Ptahmose no pareció inmutarse y con el rostro dirigido al cielo volvió a repetir su invocación, pero el resultado fue el mismo. La inquietud había hecho presa de los dos sacerdotes acompañantes de Hekanefer, que se miraban encolerizados. En cuanto a éste, a duras penas conseguía ocultar su ira y una de las venas de la sien había comenzado a hinchársele como si fuera a estallar de un momento a otro. No estaba seguro de lo que podía significar el que la diosa no diera la razón al templo, pero supuse que obligaría a alguna solución de compromiso que, quizá, no distaría mucho de las pretensiones de los campesinos. Éstos también eran conscientes de esa posibilidad, porque en sus rostros comenzó a pintarse el regocijo que había comenzado a llenar sus corazones, e incluso la mujer que sólo hacía unos instantes se había desplomado permanecía abrazada a otra con una sonrisa en los labios. Ptahmose abrió su boca de nuevo con la intención de pronunciar por última vez la decisiva pregunta. No llegó a terminar de formularla. De manera repentina, incluso inesperada, sentí sobre mi hombro derecho un peso insoportable, como si el cielo se hubiera desplomado sobre él y, antes de que pudiera reaccionar, me vi de rodillas sujetando con dificultad la plataforma sobre la que estaba colocada la imagen de la diosa. Algunos de los sacerdotes que nos acompañaban corrieron a nuestro lado para evitar que la estatua volcara y cayera al suelo, mientras otros sujetaban las ondas, librándonos así de ser aplastados.

Una vez en pie, pude ver a Tjenur tendido en el suelo. Era sacudido por convulsiones y mascullaba frases ininteligibles en una lengua que yo no había escuchado jamás. Llegué a la conclusión de que era presa de un éxtasis producido por la divinidad.

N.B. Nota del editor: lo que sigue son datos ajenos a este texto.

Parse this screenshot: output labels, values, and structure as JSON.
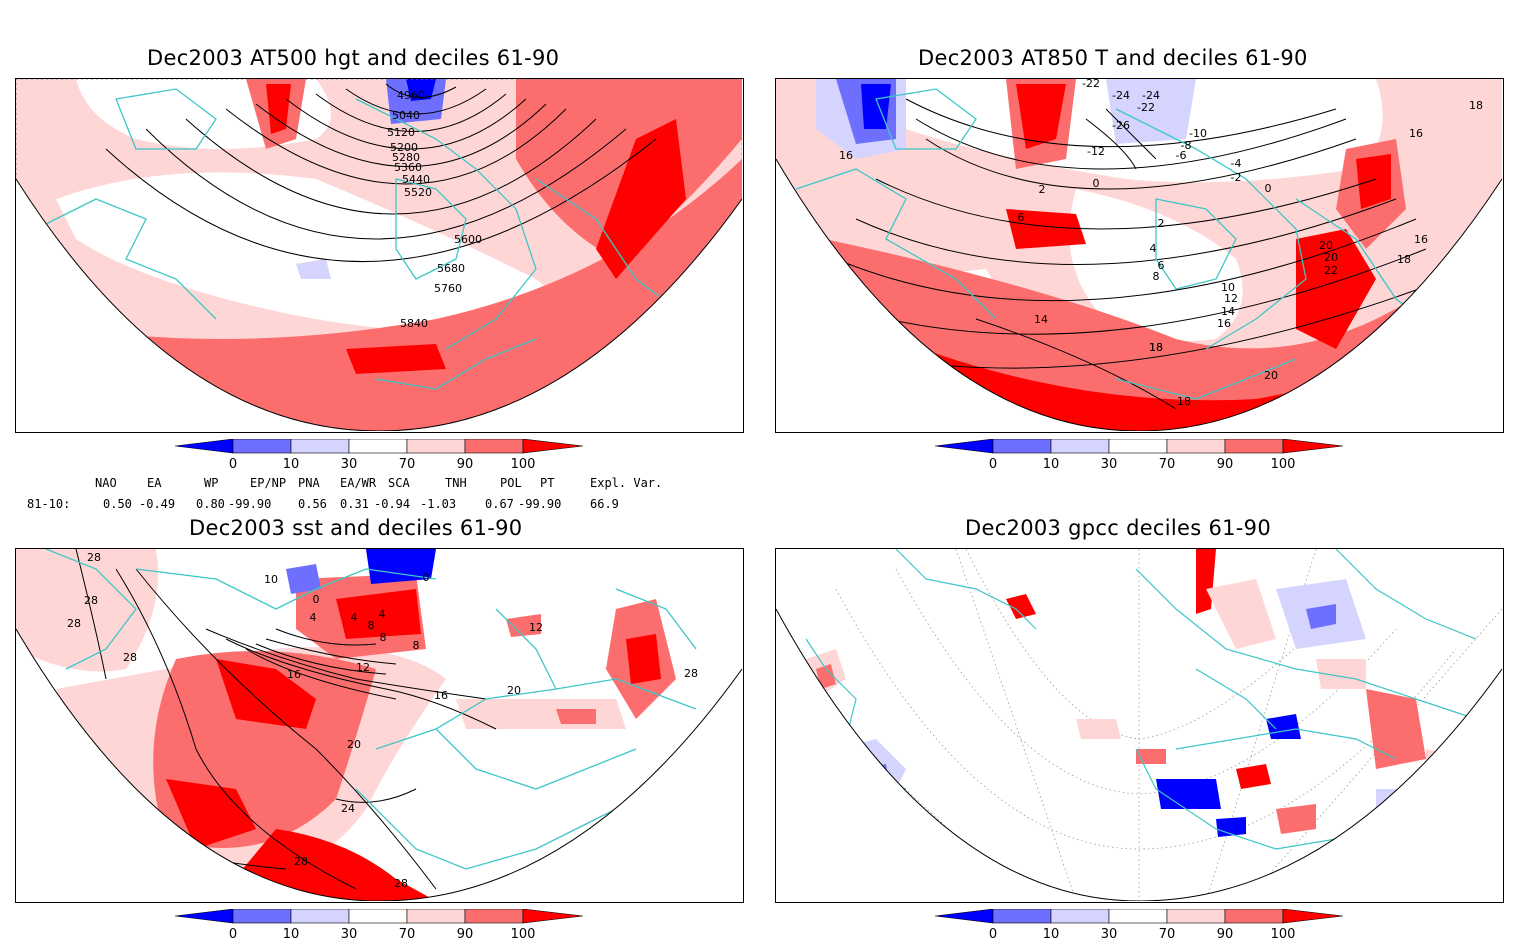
{
  "colors": {
    "dark_blue": "#0000ff",
    "mid_blue": "#6e6eff",
    "light_blue": "#d4d4ff",
    "light_red": "#ffd6d6",
    "mid_red": "#fc6e6e",
    "dark_red": "#ff0000",
    "coast": "#3ec6c6",
    "contour": "#000000"
  },
  "colorbar": {
    "ticks": [
      "0",
      "10",
      "30",
      "70",
      "90",
      "100"
    ]
  },
  "panels": [
    {
      "title": "Dec2003 AT500 hgt and deciles 61-90",
      "contour_labels": [
        "4960",
        "5040",
        "5120",
        "5200",
        "5280",
        "5360",
        "5440",
        "5520",
        "5600",
        "5680",
        "5760",
        "5840"
      ]
    },
    {
      "title": "Dec2003 AT850 T and deciles 61-90",
      "contour_labels": [
        "-22",
        "-24",
        "-24",
        "-22",
        "-26",
        "-10",
        "-8",
        "-6",
        "-12",
        "-4",
        "-2",
        "0",
        "2",
        "0",
        "16",
        "18",
        "16",
        "6",
        "2",
        "4",
        "6",
        "8",
        "10",
        "12",
        "14",
        "16",
        "18",
        "20",
        "22",
        "20",
        "18",
        "16",
        "14",
        "18",
        "20",
        "18"
      ]
    },
    {
      "title": "Dec2003 sst and deciles 61-90",
      "contour_labels": [
        "28",
        "28",
        "28",
        "28",
        "10",
        "0",
        "0",
        "4",
        "4",
        "8",
        "4",
        "8",
        "12",
        "8",
        "12",
        "16",
        "20",
        "16",
        "20",
        "24",
        "28",
        "28",
        "28"
      ]
    },
    {
      "title": "Dec2003 gpcc deciles 61-90",
      "contour_labels": []
    }
  ],
  "indices": {
    "header": [
      "NAO",
      "EA",
      "WP",
      "EP/NP",
      "PNA",
      "EA/WR",
      "SCA",
      "TNH",
      "POL",
      "PT",
      "Expl. Var."
    ],
    "row_label": "81-10:",
    "values": [
      "0.50",
      "-0.49",
      "0.80",
      "-99.90",
      "0.56",
      "0.31",
      "-0.94",
      "-1.03",
      "0.67",
      "-99.90",
      "66.9"
    ]
  }
}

—La Madre y Señora ha hablado —dijo en voz alta Ptahmose—. Su divinidad se ha hecho
pesada,
provocando la caída de los sacerdotes y dejando de manifiesto cuál de las dos partes actúa de acuerdo con
Ma'at.
El templo tiene razón en sus pretensiones. El templo es dueño legítimo de las tierras en litigio. El templo debe recibir el tributo debido en la cantidad establecida.

Algunos de los sacerdotes presentes comenzaron a gritar y a alzar los brazos al cielo dando gracias a la Madre y Señora por su clemencia. Quizá había tardado en manifestarse para poner a prueba su fe, pero no había dejado de actuar y ahora todos deberían someterse a su inapelable oráculo.